Proljeće u Badrovcu
The collection "Spring in Badrovac" (published in Belgrade in 1955 by Prosveta, reprinted in Zagreb by SKD Prosvjeta in 2019) brings together short stories written by Desnica in the 1950s, focused on a Dalmatian village in post-war chaos.
Key stories from this collection include the title story and several others that deal with themes of transience, suffering, and the trauma of ordinary people after occupation and wartime devastation.
- “Spring in Badrovac”: The most famous and longest in the collection, set in the Dalmatian village of Badrovac in the spring of 1945, immediately after liberation. Through fragments of everyday life – whispers in a tavern, encounters on the road, children playing – Desnica depicts the collective trauma of war. The tension grows through rumors of revenge, but ends symbolically: children play in a cemetery, and spring brings only false hope. The story is an anthological one, often cited for its irony and lyricism (e.g., the description of dilapidated houses “in the fort”).
- “From Dawn to Dusk”: The diary of a day of a peasant working in the fields, observing the changes in the village after the war. The right uses an inner monologue to explore routine as an escape from pain – the hero engages in daydreams, but reality (disappearing neighbors, fear of new authorities) catches up with him. The key theme is: life as an endless cycle of waste and loss, without heroism. Critics highlight this story as an example of Desnica's "condensed observation".
- "Florjanović": The story of the old fisherman Florjanović, who faces losses: his son died in the war, his house was destroyed. Through his conversation with his grandson, Desnica exposes the generation gap and existential loneliness. The fisherman "looks" at the sea as a metaphor for transience, with elements of lyrical realism. This short story emphasizes Desnica's empathy towards marginalized characters, where suffering is not dramatized, but shown in quiet inevitability.

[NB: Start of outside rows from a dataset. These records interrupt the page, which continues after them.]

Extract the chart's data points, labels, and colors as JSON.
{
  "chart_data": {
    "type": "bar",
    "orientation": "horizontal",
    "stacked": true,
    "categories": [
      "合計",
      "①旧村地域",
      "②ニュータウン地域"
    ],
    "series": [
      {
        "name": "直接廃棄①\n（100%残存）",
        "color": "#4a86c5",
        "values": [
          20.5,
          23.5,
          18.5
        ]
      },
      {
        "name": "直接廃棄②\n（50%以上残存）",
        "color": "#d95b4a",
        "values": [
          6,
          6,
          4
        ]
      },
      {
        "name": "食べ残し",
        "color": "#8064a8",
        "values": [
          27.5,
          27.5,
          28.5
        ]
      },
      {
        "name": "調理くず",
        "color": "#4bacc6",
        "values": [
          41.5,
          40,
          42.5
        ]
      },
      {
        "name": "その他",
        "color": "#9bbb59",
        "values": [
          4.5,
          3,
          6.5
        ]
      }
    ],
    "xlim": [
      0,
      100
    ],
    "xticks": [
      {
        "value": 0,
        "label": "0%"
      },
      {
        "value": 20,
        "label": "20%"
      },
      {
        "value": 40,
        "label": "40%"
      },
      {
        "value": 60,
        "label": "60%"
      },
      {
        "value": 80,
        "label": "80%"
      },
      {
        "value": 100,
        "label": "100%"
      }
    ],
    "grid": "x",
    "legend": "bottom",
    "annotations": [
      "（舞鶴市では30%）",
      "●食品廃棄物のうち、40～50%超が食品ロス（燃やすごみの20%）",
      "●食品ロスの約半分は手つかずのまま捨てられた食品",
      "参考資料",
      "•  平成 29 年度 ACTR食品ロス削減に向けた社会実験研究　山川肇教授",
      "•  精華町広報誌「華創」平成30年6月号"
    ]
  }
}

- "End of the day": Evening scene in the village: a group of men in a tavern are talking about the past, but the conversation falls into silence. Desnica uses dialogue to show how war leaves an emotional devastation – words are empty, memories are sick. It ends with a twilight that symbolizes the end of an era. This miniature is an example of Desnica’s economy: short but profound, focusing on “essential moments”.
- “Eye”: A more experimental tale about an observer (perhaps a madman or an artist) who “sees” a village through one eye, symbolizing a partial blindness to the truth. Through fragments of visions – war ruins, olive trees in bloom – Desnica explores the perception of reality. The theme is the knowledge of pain: life is not imagination, but “destruction and loss”. This story connects with Desnica’s essayistic style, where observation is “picky and lucid”.
These are just some of the stories that make up the mosaic of the collection: Badrovac as a microcosm of post-war Europe, where spring symbolizes a false new beginning. The end of the war may bring liberation, but not peace. Desnica writes with irony and philosophical depth, influenced by verism and existentialism, avoiding partisan didactics.